Statistics in Medicine

Moving beyond the conventional stratified analysis to estimate an overall treatment efficacy with the data from a comparative randomized clinical study

Journal Article

For a two‐group comparative study, a stratified inference procedure is routinely used to estimate an overall group contrast to increase the precision of the simple two‐sample estimator. Unfortunately, most commonly used methods including the Cochran‐Mantel‐Haenszel statistic for a binary outcome and the stratified Cox procedure for the event time endpoint do not serve this purpose well. In fact, these procedures may be worse than their two‐sample counterparts even when the observed treatment allocations are imbalanced across strata. Various procedures beyond the conventional stratified methods have been proposed to increase the precision of estimation when the naive estimator is consistent.
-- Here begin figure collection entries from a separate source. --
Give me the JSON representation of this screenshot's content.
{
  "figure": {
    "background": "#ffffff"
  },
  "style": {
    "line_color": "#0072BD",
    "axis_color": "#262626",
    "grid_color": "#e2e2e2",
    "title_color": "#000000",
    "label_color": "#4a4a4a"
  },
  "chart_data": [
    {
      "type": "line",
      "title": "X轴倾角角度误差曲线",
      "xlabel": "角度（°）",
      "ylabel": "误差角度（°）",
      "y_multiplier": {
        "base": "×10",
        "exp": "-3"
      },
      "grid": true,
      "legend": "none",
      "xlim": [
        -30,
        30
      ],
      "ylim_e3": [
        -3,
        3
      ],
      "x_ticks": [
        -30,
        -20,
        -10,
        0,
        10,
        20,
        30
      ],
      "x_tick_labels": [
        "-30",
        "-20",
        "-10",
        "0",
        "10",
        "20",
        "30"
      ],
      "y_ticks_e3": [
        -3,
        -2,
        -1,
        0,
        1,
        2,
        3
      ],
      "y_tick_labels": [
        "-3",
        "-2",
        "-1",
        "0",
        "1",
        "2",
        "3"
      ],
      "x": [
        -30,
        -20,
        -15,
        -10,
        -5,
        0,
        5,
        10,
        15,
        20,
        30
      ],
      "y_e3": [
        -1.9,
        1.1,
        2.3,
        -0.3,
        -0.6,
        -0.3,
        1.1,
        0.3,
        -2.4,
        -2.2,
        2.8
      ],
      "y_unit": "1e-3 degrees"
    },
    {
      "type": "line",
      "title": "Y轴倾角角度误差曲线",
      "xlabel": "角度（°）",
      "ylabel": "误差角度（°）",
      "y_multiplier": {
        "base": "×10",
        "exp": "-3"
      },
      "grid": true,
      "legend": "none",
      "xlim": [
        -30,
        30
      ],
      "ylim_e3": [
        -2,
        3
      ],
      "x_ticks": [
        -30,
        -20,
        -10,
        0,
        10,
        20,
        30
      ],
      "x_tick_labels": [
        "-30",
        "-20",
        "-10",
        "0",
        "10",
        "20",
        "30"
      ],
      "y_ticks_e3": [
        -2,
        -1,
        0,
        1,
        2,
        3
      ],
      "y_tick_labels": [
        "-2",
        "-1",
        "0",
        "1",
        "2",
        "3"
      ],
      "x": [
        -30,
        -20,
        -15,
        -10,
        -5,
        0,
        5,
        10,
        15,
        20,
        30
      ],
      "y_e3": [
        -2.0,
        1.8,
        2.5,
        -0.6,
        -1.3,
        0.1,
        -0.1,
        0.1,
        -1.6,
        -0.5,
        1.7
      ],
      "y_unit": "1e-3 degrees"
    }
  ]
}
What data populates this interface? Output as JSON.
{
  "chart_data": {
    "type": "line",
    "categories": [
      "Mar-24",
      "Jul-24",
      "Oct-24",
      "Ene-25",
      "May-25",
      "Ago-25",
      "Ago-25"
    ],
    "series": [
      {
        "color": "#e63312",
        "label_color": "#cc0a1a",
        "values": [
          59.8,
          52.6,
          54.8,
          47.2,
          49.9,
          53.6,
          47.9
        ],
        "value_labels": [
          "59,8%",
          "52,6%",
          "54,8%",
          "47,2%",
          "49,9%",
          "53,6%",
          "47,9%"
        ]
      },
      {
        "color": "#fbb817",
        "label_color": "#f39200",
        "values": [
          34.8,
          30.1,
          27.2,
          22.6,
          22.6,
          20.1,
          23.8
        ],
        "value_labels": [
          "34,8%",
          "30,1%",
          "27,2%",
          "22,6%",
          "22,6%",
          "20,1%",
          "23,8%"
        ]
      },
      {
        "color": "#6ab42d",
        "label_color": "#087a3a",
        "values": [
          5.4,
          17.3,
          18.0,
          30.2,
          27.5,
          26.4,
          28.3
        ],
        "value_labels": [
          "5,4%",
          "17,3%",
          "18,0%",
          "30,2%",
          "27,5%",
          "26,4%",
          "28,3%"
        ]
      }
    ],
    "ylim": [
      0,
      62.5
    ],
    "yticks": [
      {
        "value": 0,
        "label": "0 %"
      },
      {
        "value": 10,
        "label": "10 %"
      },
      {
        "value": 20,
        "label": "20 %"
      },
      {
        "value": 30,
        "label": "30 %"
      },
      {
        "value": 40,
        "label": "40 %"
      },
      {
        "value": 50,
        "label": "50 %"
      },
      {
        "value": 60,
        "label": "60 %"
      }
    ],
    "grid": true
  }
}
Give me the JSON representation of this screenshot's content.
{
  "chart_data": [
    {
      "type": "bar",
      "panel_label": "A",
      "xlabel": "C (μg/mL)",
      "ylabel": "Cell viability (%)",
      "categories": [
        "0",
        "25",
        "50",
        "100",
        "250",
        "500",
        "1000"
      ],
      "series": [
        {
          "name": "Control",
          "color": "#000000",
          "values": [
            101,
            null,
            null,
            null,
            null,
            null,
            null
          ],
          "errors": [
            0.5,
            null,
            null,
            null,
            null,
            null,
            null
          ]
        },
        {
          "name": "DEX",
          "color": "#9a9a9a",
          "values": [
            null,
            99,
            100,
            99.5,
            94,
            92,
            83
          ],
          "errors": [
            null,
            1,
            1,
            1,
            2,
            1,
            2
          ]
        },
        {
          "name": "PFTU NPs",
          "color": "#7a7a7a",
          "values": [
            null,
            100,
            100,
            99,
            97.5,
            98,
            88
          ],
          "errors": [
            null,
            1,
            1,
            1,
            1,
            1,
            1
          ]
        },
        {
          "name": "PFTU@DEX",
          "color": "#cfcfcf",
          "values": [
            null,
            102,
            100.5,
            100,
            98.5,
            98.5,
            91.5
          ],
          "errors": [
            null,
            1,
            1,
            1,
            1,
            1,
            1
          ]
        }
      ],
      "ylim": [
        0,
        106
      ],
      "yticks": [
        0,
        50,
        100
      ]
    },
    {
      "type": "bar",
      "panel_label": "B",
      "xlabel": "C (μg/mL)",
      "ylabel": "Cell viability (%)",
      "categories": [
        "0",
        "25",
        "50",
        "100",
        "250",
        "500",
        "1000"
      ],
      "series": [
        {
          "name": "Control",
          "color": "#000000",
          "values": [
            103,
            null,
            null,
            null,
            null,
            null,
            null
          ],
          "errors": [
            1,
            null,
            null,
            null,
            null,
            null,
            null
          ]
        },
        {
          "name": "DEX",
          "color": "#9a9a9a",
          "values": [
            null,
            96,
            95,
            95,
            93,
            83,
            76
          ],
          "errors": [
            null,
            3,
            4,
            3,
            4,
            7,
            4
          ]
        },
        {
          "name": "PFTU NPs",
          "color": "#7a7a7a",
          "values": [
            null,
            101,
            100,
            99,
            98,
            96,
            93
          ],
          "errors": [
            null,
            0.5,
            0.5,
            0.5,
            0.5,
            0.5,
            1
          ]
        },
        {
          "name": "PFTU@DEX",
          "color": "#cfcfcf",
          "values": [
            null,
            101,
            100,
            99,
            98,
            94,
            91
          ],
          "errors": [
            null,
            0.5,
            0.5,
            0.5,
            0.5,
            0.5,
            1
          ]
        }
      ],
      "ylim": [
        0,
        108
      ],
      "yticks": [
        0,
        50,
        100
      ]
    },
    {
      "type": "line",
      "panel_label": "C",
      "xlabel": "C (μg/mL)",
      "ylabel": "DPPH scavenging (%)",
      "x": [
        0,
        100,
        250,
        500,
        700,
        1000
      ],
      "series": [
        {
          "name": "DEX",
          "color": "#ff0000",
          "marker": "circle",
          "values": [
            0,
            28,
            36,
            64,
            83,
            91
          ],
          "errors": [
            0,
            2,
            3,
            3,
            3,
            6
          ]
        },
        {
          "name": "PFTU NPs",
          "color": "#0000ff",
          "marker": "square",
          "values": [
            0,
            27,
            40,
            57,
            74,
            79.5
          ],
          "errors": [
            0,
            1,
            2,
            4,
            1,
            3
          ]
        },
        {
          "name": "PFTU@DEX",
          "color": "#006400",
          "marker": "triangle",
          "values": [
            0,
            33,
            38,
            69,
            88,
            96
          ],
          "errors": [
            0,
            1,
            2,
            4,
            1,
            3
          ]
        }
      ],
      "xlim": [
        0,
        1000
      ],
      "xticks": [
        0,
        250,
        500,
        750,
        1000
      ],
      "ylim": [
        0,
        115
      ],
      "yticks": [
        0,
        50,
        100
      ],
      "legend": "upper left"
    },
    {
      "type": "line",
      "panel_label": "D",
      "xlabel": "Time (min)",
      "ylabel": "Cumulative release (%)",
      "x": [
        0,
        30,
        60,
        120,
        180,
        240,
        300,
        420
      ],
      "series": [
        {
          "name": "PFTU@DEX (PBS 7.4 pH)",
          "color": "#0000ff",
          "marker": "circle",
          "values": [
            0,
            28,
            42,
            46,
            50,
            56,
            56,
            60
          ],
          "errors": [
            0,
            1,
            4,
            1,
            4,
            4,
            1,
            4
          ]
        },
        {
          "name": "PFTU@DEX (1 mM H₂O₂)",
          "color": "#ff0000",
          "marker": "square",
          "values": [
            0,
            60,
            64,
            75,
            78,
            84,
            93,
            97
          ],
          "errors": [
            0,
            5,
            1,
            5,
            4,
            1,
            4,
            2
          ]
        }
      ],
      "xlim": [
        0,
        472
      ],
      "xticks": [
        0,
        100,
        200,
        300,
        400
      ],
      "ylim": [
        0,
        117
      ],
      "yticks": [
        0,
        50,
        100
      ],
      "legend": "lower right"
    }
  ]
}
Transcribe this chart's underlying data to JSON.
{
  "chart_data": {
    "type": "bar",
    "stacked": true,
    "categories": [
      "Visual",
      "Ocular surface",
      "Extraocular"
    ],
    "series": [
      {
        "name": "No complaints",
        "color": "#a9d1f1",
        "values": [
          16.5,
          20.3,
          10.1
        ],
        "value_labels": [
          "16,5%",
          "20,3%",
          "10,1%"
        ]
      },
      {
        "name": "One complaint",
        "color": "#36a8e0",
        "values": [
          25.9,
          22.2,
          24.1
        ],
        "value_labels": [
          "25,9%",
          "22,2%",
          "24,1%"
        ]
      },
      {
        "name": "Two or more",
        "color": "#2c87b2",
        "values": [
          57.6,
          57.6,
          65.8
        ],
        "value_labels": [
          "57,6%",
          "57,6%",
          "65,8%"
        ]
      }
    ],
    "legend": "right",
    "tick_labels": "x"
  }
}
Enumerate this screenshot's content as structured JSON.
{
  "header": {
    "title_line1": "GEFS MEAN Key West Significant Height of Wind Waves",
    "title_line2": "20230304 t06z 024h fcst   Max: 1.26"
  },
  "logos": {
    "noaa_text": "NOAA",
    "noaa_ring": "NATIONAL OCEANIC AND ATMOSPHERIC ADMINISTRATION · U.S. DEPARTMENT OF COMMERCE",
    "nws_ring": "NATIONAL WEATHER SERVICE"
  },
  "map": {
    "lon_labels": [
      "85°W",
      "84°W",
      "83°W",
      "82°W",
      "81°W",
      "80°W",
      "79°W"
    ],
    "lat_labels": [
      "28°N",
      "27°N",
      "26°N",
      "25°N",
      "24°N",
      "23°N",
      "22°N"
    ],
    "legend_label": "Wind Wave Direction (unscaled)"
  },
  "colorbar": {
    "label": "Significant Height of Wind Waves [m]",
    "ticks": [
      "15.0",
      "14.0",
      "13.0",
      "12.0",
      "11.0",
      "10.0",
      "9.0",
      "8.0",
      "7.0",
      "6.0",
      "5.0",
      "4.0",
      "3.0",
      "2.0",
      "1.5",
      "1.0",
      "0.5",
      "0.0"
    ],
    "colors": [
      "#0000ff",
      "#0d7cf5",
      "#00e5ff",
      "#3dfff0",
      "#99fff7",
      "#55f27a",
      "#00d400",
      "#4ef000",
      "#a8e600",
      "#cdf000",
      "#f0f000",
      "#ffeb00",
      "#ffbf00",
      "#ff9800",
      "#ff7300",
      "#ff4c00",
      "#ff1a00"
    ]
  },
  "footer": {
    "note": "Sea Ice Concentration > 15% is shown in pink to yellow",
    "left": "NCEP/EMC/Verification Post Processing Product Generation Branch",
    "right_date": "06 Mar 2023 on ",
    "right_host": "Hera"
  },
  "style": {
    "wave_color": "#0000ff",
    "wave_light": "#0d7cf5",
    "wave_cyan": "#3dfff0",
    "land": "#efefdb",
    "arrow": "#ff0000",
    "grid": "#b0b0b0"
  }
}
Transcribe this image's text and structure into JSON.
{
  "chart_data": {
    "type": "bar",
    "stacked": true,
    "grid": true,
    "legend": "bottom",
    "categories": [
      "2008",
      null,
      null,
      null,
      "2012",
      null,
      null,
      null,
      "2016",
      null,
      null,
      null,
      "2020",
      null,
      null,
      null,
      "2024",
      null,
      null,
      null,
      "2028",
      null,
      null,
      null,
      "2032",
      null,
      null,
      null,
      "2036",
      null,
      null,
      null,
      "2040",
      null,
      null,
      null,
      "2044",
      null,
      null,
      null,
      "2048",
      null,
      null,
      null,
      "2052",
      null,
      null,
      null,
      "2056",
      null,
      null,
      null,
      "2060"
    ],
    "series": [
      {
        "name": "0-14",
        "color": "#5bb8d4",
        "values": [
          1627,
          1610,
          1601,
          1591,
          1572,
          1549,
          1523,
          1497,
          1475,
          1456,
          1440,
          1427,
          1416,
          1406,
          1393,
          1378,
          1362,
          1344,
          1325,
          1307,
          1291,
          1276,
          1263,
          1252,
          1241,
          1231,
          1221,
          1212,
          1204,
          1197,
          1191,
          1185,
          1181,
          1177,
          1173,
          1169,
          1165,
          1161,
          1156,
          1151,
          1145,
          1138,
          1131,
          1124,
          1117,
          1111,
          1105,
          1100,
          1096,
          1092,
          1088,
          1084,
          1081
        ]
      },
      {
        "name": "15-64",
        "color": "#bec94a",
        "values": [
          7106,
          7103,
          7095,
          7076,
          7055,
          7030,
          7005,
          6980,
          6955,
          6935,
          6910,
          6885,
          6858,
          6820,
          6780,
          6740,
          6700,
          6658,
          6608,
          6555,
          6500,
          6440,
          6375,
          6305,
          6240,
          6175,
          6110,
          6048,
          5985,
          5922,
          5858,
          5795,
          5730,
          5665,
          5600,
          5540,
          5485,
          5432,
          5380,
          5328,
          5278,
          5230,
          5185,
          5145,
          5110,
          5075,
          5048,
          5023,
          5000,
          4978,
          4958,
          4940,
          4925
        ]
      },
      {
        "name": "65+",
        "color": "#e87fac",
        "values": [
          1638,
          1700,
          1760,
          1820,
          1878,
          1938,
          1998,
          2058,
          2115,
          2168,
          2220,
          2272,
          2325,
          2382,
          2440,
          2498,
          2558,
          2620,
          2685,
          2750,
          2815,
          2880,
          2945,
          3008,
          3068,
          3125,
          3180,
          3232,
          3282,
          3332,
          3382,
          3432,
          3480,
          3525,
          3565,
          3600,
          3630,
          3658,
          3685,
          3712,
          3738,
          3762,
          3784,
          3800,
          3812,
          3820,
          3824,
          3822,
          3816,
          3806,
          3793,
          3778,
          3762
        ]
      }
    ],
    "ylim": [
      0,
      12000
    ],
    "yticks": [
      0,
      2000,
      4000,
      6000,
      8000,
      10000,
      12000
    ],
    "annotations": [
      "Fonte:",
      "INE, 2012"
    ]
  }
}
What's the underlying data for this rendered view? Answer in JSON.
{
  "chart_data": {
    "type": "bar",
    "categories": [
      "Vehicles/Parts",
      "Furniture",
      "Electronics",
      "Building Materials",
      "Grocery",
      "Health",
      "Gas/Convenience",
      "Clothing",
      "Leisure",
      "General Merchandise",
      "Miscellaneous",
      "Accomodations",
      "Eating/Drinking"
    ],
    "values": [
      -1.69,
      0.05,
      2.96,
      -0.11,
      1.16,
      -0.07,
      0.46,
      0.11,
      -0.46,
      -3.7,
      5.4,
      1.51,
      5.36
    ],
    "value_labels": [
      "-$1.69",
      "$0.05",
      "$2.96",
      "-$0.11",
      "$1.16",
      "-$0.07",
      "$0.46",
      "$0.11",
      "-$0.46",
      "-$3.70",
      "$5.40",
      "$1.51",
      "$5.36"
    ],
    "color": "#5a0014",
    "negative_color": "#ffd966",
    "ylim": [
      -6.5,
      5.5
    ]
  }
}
In this paper, we are interested in the case when the treatment allocation proportions vary markedly across strata. We study the stochastic properties of the two‐sample naive estimator conditional on the ancillary statistics, the observed treatment allocation proportions and/or the stratum sizes, and present a biased‐adjusted estimator. This adjusted estimator is asymptotically equivalent to the augmentation estimators proposed under the unconditional setting. Moreover, this consistent estimation procedure is also equivalent to a rather simple procedure, which estimates the mean response of each treatment group first via a stratum‐size weighted average and then constructs the group contrast estimate. This simple procedure is flexible and readily applicable to any target patient population by choosing appropriate stratum weights. All the proposals are illustrated with the data from a cardiovascular clinical trial, whose treatment allocations are imbalanced.